For your IN THE NEWS segment of the blog, I read an article about a marathon running that recently set the world record, running the Berlin Marathon in 2 hours, 4 minutes and 26 seconds. His mile pace? Oh not too fast only running 4 minute 45 second miles FOR THE ENTIRE MARATHON. Absolutely incredible. I think the fastest mile I ever ran was around 6 minutes. The other in the news event was a group of students who came up with their own pledge of allegiance because they are upset that "Under God" is in the pledge. Doesn't really bother me that they are upset, I guess that is what America is all about, freedom. However, I thought it was interesting that their new pledge starts "
I pledge allegiance to the flag and my constitutional rights with which it comes." I mean, that is wonderful and all but (and I know I am not original in bringing this up) we always talk about rights and never about responsibilities. People are so concerned that they should get what they deserve that giving gets lost in the shuffle. Just a thought, something to promote discussion/thought.

One of the great things about this year is that I (hopefully) will learn about myself.
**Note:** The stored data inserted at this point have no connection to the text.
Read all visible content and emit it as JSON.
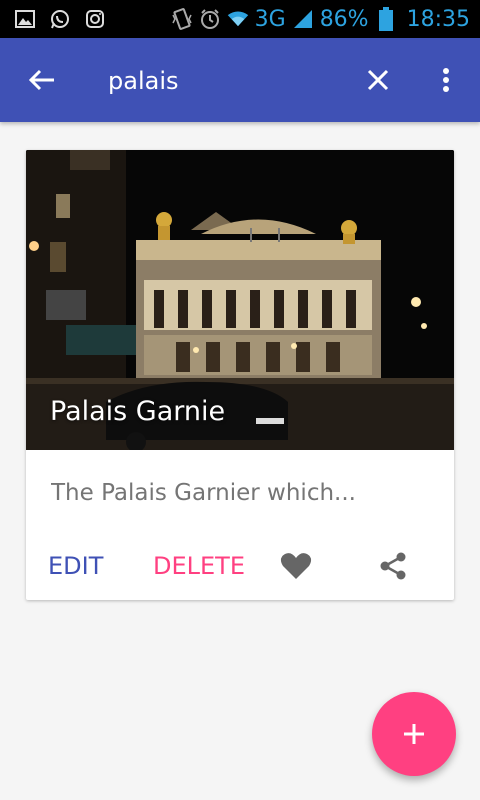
{
  "status_bar": {
    "network": "3G",
    "battery": "86%",
    "time": "18:35",
    "icons": [
      "gallery-icon",
      "whatsapp-icon",
      "instagram-icon",
      "vibrate-icon",
      "alarm-icon",
      "wifi-icon",
      "signal-icon",
      "battery-icon"
    ]
  },
  "app_bar": {
    "search_value": "palais",
    "color": "#3f51b5",
    "back_icon": "arrow-left-icon",
    "clear_icon": "close-icon",
    "more_icon": "more-vert-icon"
  },
  "card": {
    "title": "Palais Garnie",
    "description": "The Palais Garnier which...",
    "image_subject": "palais-garnier-night-photo",
    "actions": {
      "edit_label": "EDIT",
      "delete_label": "DELETE",
      "favorite_icon": "heart-icon",
      "share_icon": "share-icon"
    },
    "colors": {
      "edit": "#3f51b5",
      "delete": "#ff4081"
    }
  },
  "fab": {
    "icon": "plus-icon",
    "color": "#ff4081"
  }
}
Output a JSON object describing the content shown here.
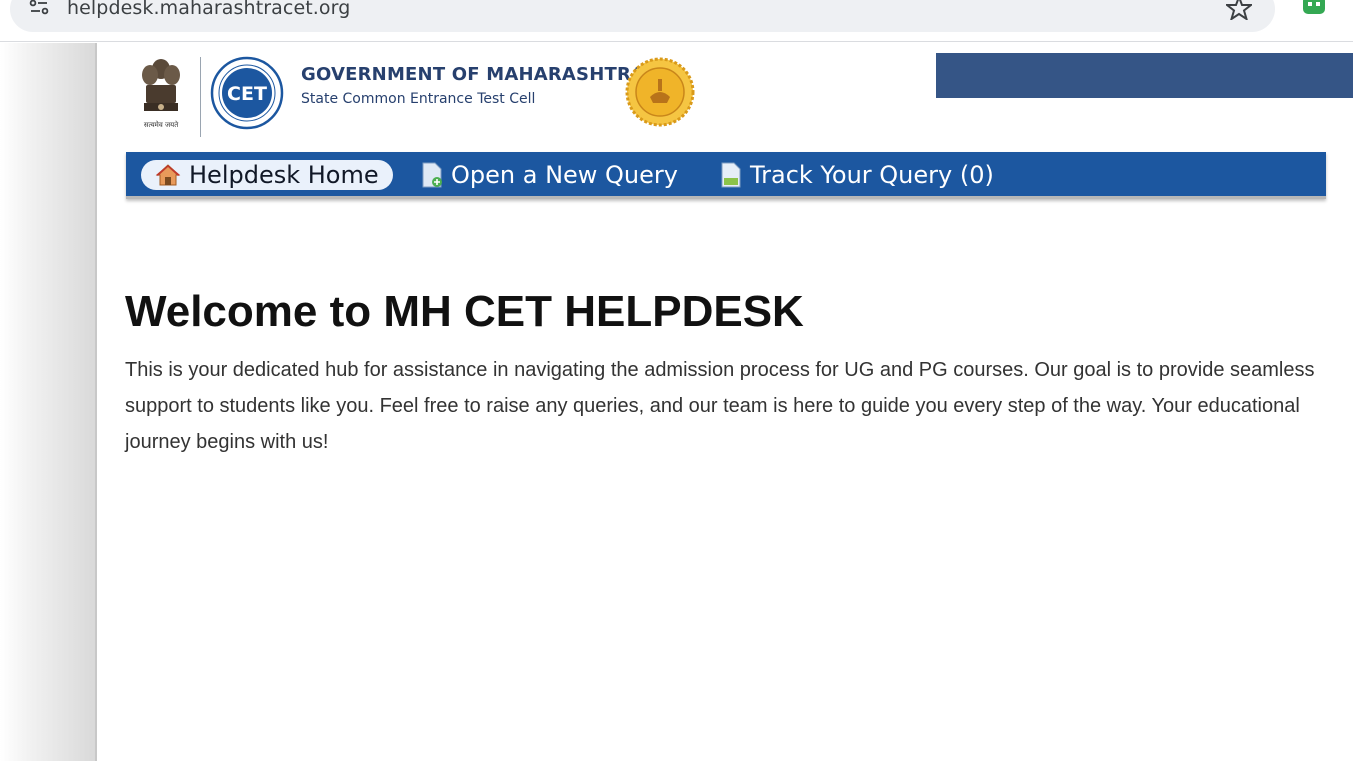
{
  "browser": {
    "url": "helpdesk.maharashtracet.org"
  },
  "header": {
    "title": "GOVERNMENT OF MAHARASHTRA",
    "subtitle": "State Common Entrance Test Cell",
    "cet_logo_text": "CET",
    "emblem_caption": "सत्यमेव जयते"
  },
  "nav": {
    "items": [
      {
        "label": "Helpdesk Home",
        "icon": "home-icon",
        "active": true
      },
      {
        "label": "Open a New Query",
        "icon": "new-document-icon",
        "active": false
      },
      {
        "label": "Track Your Query (0)",
        "icon": "document-icon",
        "active": false
      }
    ]
  },
  "main": {
    "heading": "Welcome to MH CET HELPDESK",
    "body": "This is your dedicated hub for assistance in navigating the admission process for UG and PG courses. Our goal is to provide seamless support to students like you. Feel free to raise any queries, and our team is here to guide you every step of the way. Your educational journey begins with us!"
  },
  "colors": {
    "nav_background": "#1c57a0",
    "header_text": "#27406e",
    "banner": "#355586",
    "seal_gold": "#f0b429"
  }
}
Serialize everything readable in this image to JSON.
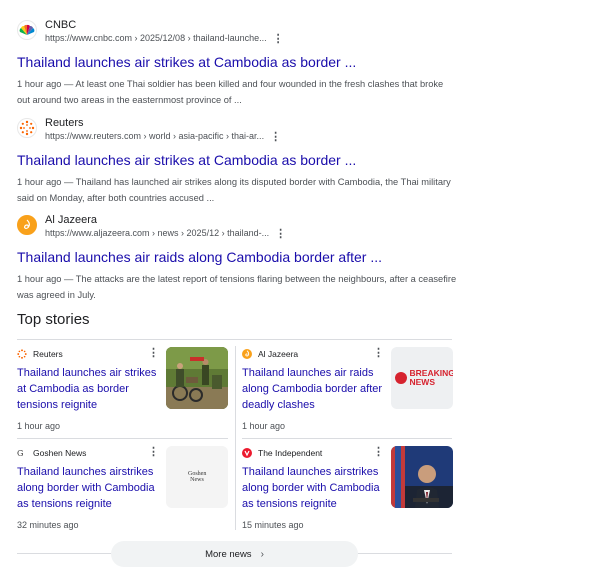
{
  "results": [
    {
      "source": "CNBC",
      "url": "https://www.cnbc.com › 2025/12/08 › thailand-launche...",
      "title": "Thailand launches air strikes at Cambodia as border ...",
      "snippet": "1 hour ago — At least one Thai soldier has been killed and four wounded in the fresh clashes that broke out around two areas in the easternmost province of ...",
      "icon": "cnbc-peacock-icon"
    },
    {
      "source": "Reuters",
      "url": "https://www.reuters.com › world › asia-pacific › thai-ar...",
      "title": "Thailand launches air strikes at Cambodia as border ...",
      "snippet": "1 hour ago — Thailand has launched air strikes along its disputed border with Cambodia, the Thai military said on Monday, after both countries accused ...",
      "icon": "reuters-icon"
    },
    {
      "source": "Al Jazeera",
      "url": "https://www.aljazeera.com › news › 2025/12 › thailand-...",
      "title": "Thailand launches air raids along Cambodia border after ...",
      "snippet": "1 hour ago — The attacks are the latest report of tensions flaring between the neighbours, after a ceasefire was agreed in July.",
      "icon": "aljazeera-icon"
    }
  ],
  "top_stories": {
    "heading": "Top stories",
    "cards": [
      {
        "source": "Reuters",
        "title": "Thailand launches air strikes at Cambodia as border tensions reignite",
        "time": "1 hour ago",
        "thumb": "soldiers-photo"
      },
      {
        "source": "Al Jazeera",
        "title": "Thailand launches air raids along Cambodia border after deadly clashes",
        "time": "1 hour ago",
        "thumb": "breaking-news-graphic",
        "thumb_text": "BREAKING NEWS"
      },
      {
        "source": "Goshen News",
        "title": "Thailand launches airstrikes along border with Cambodia as tensions reignite",
        "time": "32 minutes ago",
        "thumb": "goshen-news-logo",
        "thumb_text": "Goshen News"
      },
      {
        "source": "The Independent",
        "title": "Thailand launches airstrikes along border with Cambodia as tensions reignite",
        "time": "15 minutes ago",
        "thumb": "official-portrait-photo"
      }
    ],
    "more_label": "More news"
  },
  "colors": {
    "link": "#1a0dab",
    "muted": "#4d5156",
    "divider": "#dadce0",
    "breaking_red": "#d6232f",
    "aljazeera_orange": "#f9a11b"
  }
}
One of the things I have already learned is how averse to spending money on myself I am. Food is maybe an exception (and music definitely is), but when it comes to buying for me, I am pretty stingy. I (once again, hopefully) dont think that is true about giving gifts but we were at the one mall in Rome, buying stuff for the apartment and went into a clothes store, H&M. Nice store, reasonable priced, great looking clothes... and I couldnt bring myself to try on anything or buy anything. I just done need any clothes so I cant buy it. Thought it was interesting. So I thought I would share.

For those of you who have made it this far reading this blog, here is a reward. Go to or just click on this, "Live Music Archive" and hopefully it will work. It is an unbelievable collection of live music from a ton of terrific artists. I recommend checking out Ryan Adams and the Cardinals, Dave Barnes, Matisyaho, and Bela Fleck to start... or find your own because there is a TON of music there. And it is free. And legal. I think.

Last and maybe least, I must tell you of a wonderful prank call I pulled on my brother Dani (otherwise known as Dani Jon = DJ). DJ is a wonderful brother, I idolized him in High School because he was (and is) terrific at basketball and football, is funny, a great 2nd grade teacher, and has got SOUL. I love him. Which is why I had to prank him. I called and left a message on his answering machine as Hank, a State Farm agent who is letting him know that his insurance wasn't paid on his car... for the last three months. He called back and Amos, my roommate, answered, "State Farm Insurance, this is Amos." DJ asked for Hank, we played a little background music, then I picked up, "This is Hank." What proceeded was pure brilliance on my part. Not to toot my own horn but you cant blame DJ for falling for it. After a couple minutes (yes we kept it going for a while), I laughed and told him it was me. He responded with endearing terms of love, thanking me for loving him enough to prank call him (read: he called me names because he is too far away to hit me). I loved it. We had a great convo. I miss my family and close friends. I realized for the first time this week that I am not coming back for a year. I am ok with it, dont get me wrong, and it is great to talk and get emails, but I miss them... and probably will no matter where life takes me.